There might be more rental housing available this fall in Whistler than in previous years, but rental scams are again surfacing in the resort.
The story is similar to previous scams reported in Whistler and elsewhere - a poster on Craigslist offers a good price on an apartment or house but explains that he or she lives out of the country and cannot show the inside of the apartment. The prospective tenant is asked to view the unit from outside and wire money to secure the unit. The keys are promised by courier when payment is received.
New Zealander Mia Jewett responded to two such Craigslist ads in recent weeks, and was tipped off that something wasn't right when both respondents sent the same photos of what was supposed to be the available unit. Both were sent from different email addresses with different names, but both had a similar story, she said.
"They were basically the same photos," Jewett said. "It was totally a scam."She said she checked online maps and both addresses seemed to exist in Whistler, but she didn't bother going any further because she knew the listings weren't real. She called the Whistler Housing Authority (WHA) and Crimestoppers to report the potential fraud.
"Scams happen everywhere around the world, but I just don't want anyone to fall subject to it," Jewett said.
Meanwhile, she's still searching for a one-bedroom apartment for herself and her partner. Jewett said she's looking to settle in Whistler if she can find a place with a one-year lease.
Despite more rental units currently available in Whistler than for the same period in the last two years, Jewett said "it's pretty competitive" out there. Still, she said she won't be agreeing to rent anything unless she's physically met the prospective landlord and physically been inside the unit.
If a tenant has time, Jewett even suggests checking with municipal hall to find out who legally owns the property.
Marla Zucht, general manager of the WHA, said Whistler has seen rental scams in the past. With so many absentee homeowners in Whistler, it can be tricky or confusing for potential renters. She said she's heard stories in the past of two or three people sending money for the same unit and none receiving keys.
"How widespread it is, I'm not sure," she said.
Though it can be tricky, steps can be taken to protect yourself and tenants should learn their rights, Zucht said. Be wary if you can't access the inside of a unit, and never send cash. A post-dated, registered cheque can at least be stopped if the keys don't show up, she said. Get the landlord's full name, address and phone number."I think they should be getting in to see the unit," Zucht said.
If something seems too good to be true, it probably is. The photos sent to Jewett looked like a large, luxury apartment with expensive furniture.
"When I looked at those photos I knew that definitely wasn't a Whistler place," Zucht said.

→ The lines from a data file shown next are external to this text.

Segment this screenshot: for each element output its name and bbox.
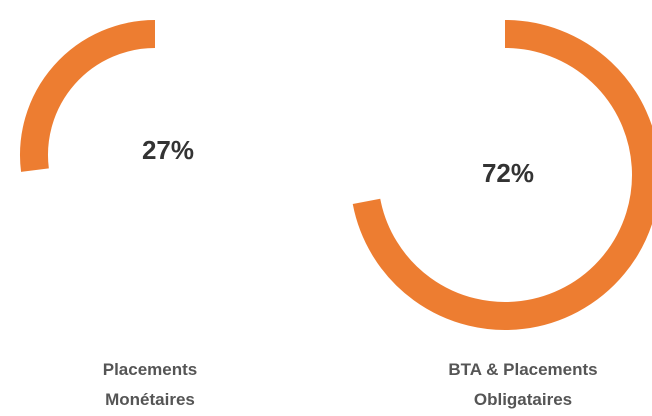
value-label: 27% <box>142 135 194 165</box>
category-label: Placements Monétaires <box>102 360 198 409</box>
category-label: BTA & Placements Obligataires <box>448 360 598 409</box>
donut-arc <box>20 20 156 172</box>
donut-arc <box>352 20 652 330</box>
value-label: 72% <box>482 158 534 188</box>
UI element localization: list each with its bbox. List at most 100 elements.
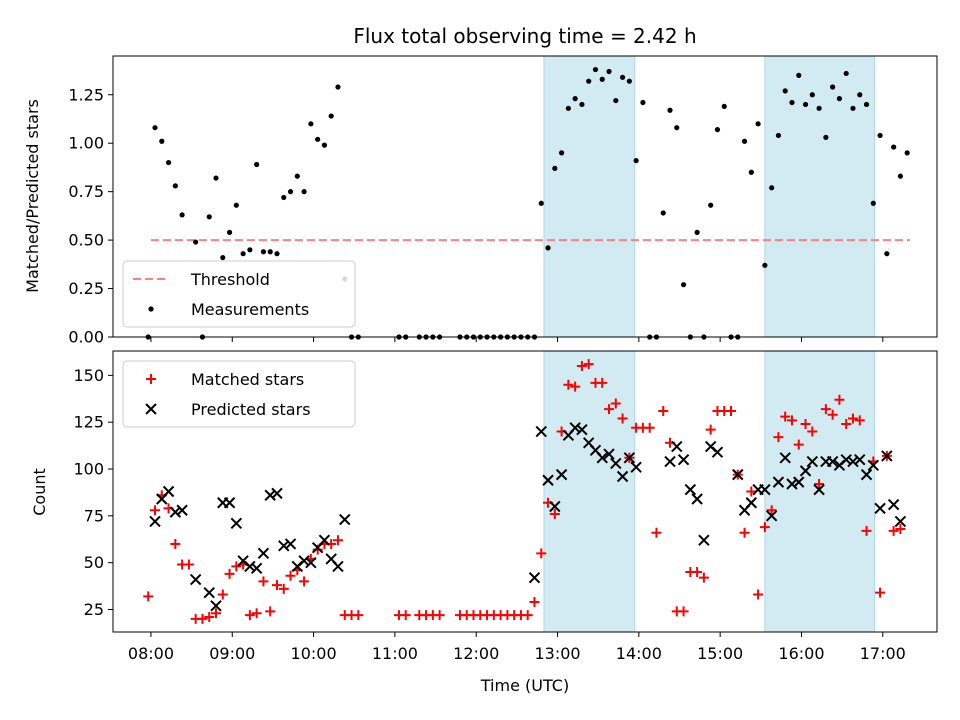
matched-star-point xyxy=(746,486,757,497)
x-tick-label: 14:00 xyxy=(616,644,662,663)
matched-star-point xyxy=(726,405,736,416)
measurement-point xyxy=(775,132,782,139)
y-tick-label: 25 xyxy=(84,600,104,619)
legend-box xyxy=(122,260,356,328)
measurement-point xyxy=(233,202,239,208)
measurement-point xyxy=(193,239,199,245)
measurement-point xyxy=(836,96,843,102)
matched-star-point xyxy=(651,527,662,538)
x-tick-label: 08:00 xyxy=(128,644,174,663)
y-tick-label: 0.25 xyxy=(68,279,104,298)
matched-star-point xyxy=(143,591,154,602)
measurement-point xyxy=(592,66,599,73)
matched-star-point xyxy=(400,610,411,621)
measurement-point xyxy=(579,101,585,108)
predicted-star-point xyxy=(623,452,636,464)
y-tick-label: 150 xyxy=(73,366,104,385)
measurement-point xyxy=(301,189,307,195)
measurement-point xyxy=(762,262,768,268)
predicted-star-point xyxy=(793,476,805,488)
y-tick-label: 50 xyxy=(84,553,104,572)
x-tick-label: 09:00 xyxy=(209,644,255,663)
predicted-star-point xyxy=(318,534,331,546)
matched-star-point xyxy=(854,415,865,426)
predicted-star-point xyxy=(854,453,866,466)
measurement-point xyxy=(802,101,809,108)
measurement-point xyxy=(823,134,829,140)
predicted-star-point xyxy=(278,540,290,552)
measurement-point xyxy=(260,249,267,255)
predicted-star-point xyxy=(244,560,256,573)
x-tick-label: 11:00 xyxy=(372,644,418,663)
measurement-point xyxy=(721,103,727,109)
matched-star-point xyxy=(549,508,560,519)
matched-star-point xyxy=(570,381,581,392)
matched-star-point xyxy=(251,608,262,619)
x-tick-label: 10:00 xyxy=(291,644,337,663)
measurement-point xyxy=(315,136,321,142)
matched-star-point xyxy=(861,525,872,536)
predicted-star-point xyxy=(549,500,561,513)
measurement-point xyxy=(667,107,673,113)
matched-star-point xyxy=(759,522,770,533)
legend-handle-measurements xyxy=(148,306,154,312)
predicted-star-point xyxy=(881,450,893,462)
measurement-point xyxy=(599,76,605,82)
y-tick-label: 0.50 xyxy=(68,231,104,250)
matched-star-point xyxy=(332,535,343,546)
predicted-star-point xyxy=(684,483,697,496)
measurement-point xyxy=(619,74,626,80)
predicted-star-point xyxy=(806,455,819,468)
measurement-point xyxy=(172,183,178,189)
measurement-point xyxy=(308,121,314,127)
predicted-star-point xyxy=(759,483,771,496)
predicted-star-point xyxy=(826,455,839,468)
predicted-star-point xyxy=(840,453,852,466)
predicted-star-point xyxy=(799,465,812,477)
measurement-point xyxy=(206,214,212,220)
predicted-star-point xyxy=(813,483,825,496)
measurement-point xyxy=(335,84,341,90)
matched-star-point xyxy=(183,559,194,570)
measurement-point xyxy=(816,105,822,111)
predicted-star-point xyxy=(603,448,615,460)
legend-label: Measurements xyxy=(191,300,309,319)
matched-star-point xyxy=(644,422,655,433)
measurement-point xyxy=(789,99,795,106)
measurement-point xyxy=(694,229,700,235)
measurement-point xyxy=(552,165,558,171)
matched-star-point xyxy=(204,612,215,623)
measurement-point xyxy=(586,78,592,84)
matched-star-point xyxy=(875,587,886,598)
measurement-point xyxy=(850,105,856,111)
measurement-point xyxy=(708,202,714,208)
measurement-point xyxy=(606,68,612,75)
y-tick-label: 75 xyxy=(84,506,104,525)
matched-star-point xyxy=(271,580,282,591)
matched-star-point xyxy=(786,415,797,426)
predicted-star-point xyxy=(339,513,351,526)
legend-box xyxy=(122,360,356,428)
matched-star-point xyxy=(353,610,364,621)
measurement-point xyxy=(159,138,165,144)
predicted-star-point xyxy=(257,547,270,560)
measurement-point xyxy=(538,200,544,206)
predicted-star-point xyxy=(664,455,676,468)
y-tick-label: 1.00 xyxy=(68,134,104,153)
legend-label: Matched stars xyxy=(191,370,304,389)
predicted-star-point xyxy=(691,493,703,505)
measurement-point xyxy=(565,105,571,111)
matched-star-point xyxy=(793,439,804,450)
matched-star-point xyxy=(807,426,818,437)
matched-star-point xyxy=(583,359,594,370)
legend-handle-predicted xyxy=(145,403,157,415)
measurement-point xyxy=(294,173,300,179)
predicted-star-point xyxy=(847,455,859,468)
predicted-star-point xyxy=(176,504,188,516)
predicted-star-point xyxy=(772,476,785,488)
x-tick-label: 17:00 xyxy=(860,644,906,663)
predicted-star-point xyxy=(711,446,724,458)
measurement-point xyxy=(891,144,897,150)
matched-star-point xyxy=(529,597,540,608)
measurement-point xyxy=(809,92,815,98)
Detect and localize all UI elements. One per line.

Tenants should also be reminded of the laws in place in B.C. that a landlord can only charge up to a half-month's rent as a deposit. Zucht said she often hears from new seasonal arrivals that landlords are asking for $2,000 or more upfront.
B.C.'s Residential Tenancy Branch (www.rto.gov.bc.ca) and the Tenant Resource Advisory Centre (www.tenants.bc.ca) are excellent resources, she said.
For those already in a tenancy but are concerned about being kicked out for the 2010 Olympics, the municipality has started a tenant registry. Email firstname.lastname@example.org to register.
Recent WHA stats show that rental availability is currently up, but prices are also "quite significantly" higher than previous years, Zucht said. For the week of Sept. 27, the WHA tracked 70 ads for long-term rentals. That's compared to only 28 last year and about 60 in 2007 for the same week, she said.
Meanwhile, the average listed price for a studio is currently $1,280, compared with $1,096 last year and $992 in 2007.